The 45th President of the United States of America has, in a way, assassinated an Iranian general. It would be pesumptuous quite yet to hazard a guess on whether Friday’s killing of General Qassem Suleimani in a drone attack at Baghdad airport ~ and on the orders of Donald Trump ~ could ignite a war.
Suffice it to register that it has been a direly tragic start to the New Year. Mr Donald Trump had, during his campaign for the White House in 2016, pledged that his country would not become further entangled in what he called “endless wars” in the Middle East. He has almost consciously backtracked and mortally so with the biggest gamble in geostrategy, verily an overkill in the immediate aftermath of the US embassy siege that did not result in a single casualty.
The killing of General Suleimani, a shadowy figure in the Middle East, has binned the inward-looking “America First” policy of the White House. On Friday, Mr Trump betrayed an impulsive taste for confrontation and military adventure. General Suleimani was a ruthless and cynical perpetrator of lethal violence against western interests, and played a part in mass killings of civilians at the height of Syria’s civil war.
He was cast in the mould of the Isis leader, Abu Bakr al-Baghdadi, who was killed by US special forces some months ago. As leader of the Revolutionary Guards’ Quds force, Suleimani was considered the second most powerful figure in the Iranian regime, indeed next to the Supreme Leader, Ayatollah Khamenei. He was a revered figure in his country, having first made his reputation during the Iran-Iraq conflict in the late 1980s.
Small wonder that his assassination has been deemed as an act of war against a beleaguered country but still militarily potent state.
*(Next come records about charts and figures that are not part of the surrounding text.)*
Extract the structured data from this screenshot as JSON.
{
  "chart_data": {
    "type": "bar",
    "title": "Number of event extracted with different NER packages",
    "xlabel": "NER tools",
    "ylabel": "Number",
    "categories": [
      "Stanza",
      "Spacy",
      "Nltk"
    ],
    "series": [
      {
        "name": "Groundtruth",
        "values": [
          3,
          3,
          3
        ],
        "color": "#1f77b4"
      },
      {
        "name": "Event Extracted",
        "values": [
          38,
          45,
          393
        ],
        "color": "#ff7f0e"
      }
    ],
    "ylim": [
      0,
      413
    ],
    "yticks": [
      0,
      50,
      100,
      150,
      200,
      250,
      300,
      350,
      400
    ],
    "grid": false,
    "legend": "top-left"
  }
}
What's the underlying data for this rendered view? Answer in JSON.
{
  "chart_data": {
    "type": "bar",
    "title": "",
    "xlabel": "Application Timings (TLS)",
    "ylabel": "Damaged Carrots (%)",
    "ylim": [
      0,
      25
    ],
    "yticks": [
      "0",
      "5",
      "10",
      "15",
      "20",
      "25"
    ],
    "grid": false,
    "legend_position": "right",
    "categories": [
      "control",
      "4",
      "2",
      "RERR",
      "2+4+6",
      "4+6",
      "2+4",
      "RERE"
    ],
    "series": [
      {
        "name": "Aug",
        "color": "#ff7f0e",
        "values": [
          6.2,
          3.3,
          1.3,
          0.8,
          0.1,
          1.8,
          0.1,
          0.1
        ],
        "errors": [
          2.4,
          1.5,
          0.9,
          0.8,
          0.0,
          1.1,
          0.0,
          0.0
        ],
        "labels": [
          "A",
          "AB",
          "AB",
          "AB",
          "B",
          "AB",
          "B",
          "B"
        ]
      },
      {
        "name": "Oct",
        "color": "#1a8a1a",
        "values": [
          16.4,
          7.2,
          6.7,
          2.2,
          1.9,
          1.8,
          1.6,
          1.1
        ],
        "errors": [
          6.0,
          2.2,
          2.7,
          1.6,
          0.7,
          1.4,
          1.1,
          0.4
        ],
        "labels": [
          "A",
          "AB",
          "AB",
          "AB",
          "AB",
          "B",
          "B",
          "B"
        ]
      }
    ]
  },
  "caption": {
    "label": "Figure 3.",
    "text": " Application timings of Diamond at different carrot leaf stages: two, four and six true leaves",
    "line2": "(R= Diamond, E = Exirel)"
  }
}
The misadventure inherent in the assassination is fraught on the part of a partially impeached President (in the House of Representatives) and in the year of the presidential election.
It would be useful to recall that the assassination attempt was so risky that George Bush had rejected similar opportunities, despite General Suleimani’s prominent role in the Iraqi insurgency against American troops following the invasion of 2003. Barack Obama later made the same call, but thought that it could lead to war with Iran.
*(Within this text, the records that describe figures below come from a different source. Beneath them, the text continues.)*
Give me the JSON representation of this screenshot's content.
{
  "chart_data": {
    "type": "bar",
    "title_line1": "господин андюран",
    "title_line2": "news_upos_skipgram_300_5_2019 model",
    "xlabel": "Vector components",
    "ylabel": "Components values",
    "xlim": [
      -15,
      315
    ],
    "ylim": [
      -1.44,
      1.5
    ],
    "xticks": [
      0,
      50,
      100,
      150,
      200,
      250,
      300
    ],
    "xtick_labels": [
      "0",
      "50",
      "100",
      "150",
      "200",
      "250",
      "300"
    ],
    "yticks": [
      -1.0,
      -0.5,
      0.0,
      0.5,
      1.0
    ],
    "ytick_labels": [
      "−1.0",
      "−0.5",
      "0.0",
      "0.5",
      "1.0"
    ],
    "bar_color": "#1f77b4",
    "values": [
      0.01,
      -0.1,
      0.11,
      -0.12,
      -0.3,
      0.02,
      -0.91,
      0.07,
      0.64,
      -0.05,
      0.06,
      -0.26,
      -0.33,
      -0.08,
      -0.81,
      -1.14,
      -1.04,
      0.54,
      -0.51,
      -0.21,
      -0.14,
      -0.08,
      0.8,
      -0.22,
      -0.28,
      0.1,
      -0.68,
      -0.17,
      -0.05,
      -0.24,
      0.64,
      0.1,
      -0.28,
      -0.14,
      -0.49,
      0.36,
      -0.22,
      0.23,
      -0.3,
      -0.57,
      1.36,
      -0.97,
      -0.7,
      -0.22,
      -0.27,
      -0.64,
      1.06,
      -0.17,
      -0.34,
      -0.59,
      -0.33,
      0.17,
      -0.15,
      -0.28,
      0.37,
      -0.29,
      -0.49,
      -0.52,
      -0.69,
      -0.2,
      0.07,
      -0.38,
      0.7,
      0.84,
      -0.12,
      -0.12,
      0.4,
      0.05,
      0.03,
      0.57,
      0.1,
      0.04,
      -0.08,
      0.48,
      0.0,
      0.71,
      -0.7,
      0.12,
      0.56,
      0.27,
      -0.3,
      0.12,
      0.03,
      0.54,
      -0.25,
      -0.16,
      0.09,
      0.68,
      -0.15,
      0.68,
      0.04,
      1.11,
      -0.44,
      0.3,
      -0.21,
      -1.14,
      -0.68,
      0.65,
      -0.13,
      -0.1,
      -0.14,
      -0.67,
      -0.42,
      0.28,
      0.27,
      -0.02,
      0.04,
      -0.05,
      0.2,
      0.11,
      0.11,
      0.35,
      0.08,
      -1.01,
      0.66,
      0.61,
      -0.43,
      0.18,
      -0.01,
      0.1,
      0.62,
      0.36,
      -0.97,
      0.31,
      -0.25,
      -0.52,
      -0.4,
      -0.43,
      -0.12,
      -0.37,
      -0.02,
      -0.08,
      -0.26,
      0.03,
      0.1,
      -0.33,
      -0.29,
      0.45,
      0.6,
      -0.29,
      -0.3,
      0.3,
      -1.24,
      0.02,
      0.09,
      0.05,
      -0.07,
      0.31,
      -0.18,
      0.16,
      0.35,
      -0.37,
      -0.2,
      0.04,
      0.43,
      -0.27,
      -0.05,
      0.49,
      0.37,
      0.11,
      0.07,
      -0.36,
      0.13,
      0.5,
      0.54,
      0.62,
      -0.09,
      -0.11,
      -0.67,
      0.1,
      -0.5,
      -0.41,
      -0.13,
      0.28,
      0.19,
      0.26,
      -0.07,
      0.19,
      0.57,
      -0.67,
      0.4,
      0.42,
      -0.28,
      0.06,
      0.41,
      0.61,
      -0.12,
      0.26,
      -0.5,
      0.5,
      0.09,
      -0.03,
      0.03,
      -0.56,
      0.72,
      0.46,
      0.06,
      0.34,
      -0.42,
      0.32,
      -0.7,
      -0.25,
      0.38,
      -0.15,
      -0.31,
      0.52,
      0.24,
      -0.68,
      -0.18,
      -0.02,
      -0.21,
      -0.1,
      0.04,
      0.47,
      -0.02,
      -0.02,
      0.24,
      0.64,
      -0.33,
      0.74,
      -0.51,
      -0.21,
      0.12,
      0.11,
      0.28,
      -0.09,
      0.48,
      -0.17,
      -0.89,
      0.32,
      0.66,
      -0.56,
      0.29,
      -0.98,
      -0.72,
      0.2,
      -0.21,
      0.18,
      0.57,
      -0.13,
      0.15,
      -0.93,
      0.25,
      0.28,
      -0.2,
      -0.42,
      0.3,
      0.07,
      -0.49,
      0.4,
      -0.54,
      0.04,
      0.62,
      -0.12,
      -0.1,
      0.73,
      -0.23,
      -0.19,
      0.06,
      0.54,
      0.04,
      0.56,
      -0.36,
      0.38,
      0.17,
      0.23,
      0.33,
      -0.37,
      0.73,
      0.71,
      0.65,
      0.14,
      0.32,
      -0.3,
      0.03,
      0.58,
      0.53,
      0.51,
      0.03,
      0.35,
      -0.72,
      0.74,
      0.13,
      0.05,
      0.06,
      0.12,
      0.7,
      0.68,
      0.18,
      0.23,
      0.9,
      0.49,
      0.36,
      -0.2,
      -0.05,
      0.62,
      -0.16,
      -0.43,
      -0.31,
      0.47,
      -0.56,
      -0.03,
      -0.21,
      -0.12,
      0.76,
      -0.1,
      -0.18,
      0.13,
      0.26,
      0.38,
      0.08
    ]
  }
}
Mr Trump, flaunting an American flag to mark the moment, decided to take the chance. In the net, he has endangered US security and the stability of the world’s most volatile region. The General’s death could spur similar action on a larger scale. The Iranian nuclear deal, which European diplomats have been trying to keep alive following America’s withdrawal from it in 2018, must now be close to collapsing.
There is consternation in the world today over Mr Trump’s self-arrogated licence to kill. He is the sort of President that the United States of America, the fountain-head of democracy, libertarian thought and action, can well do without.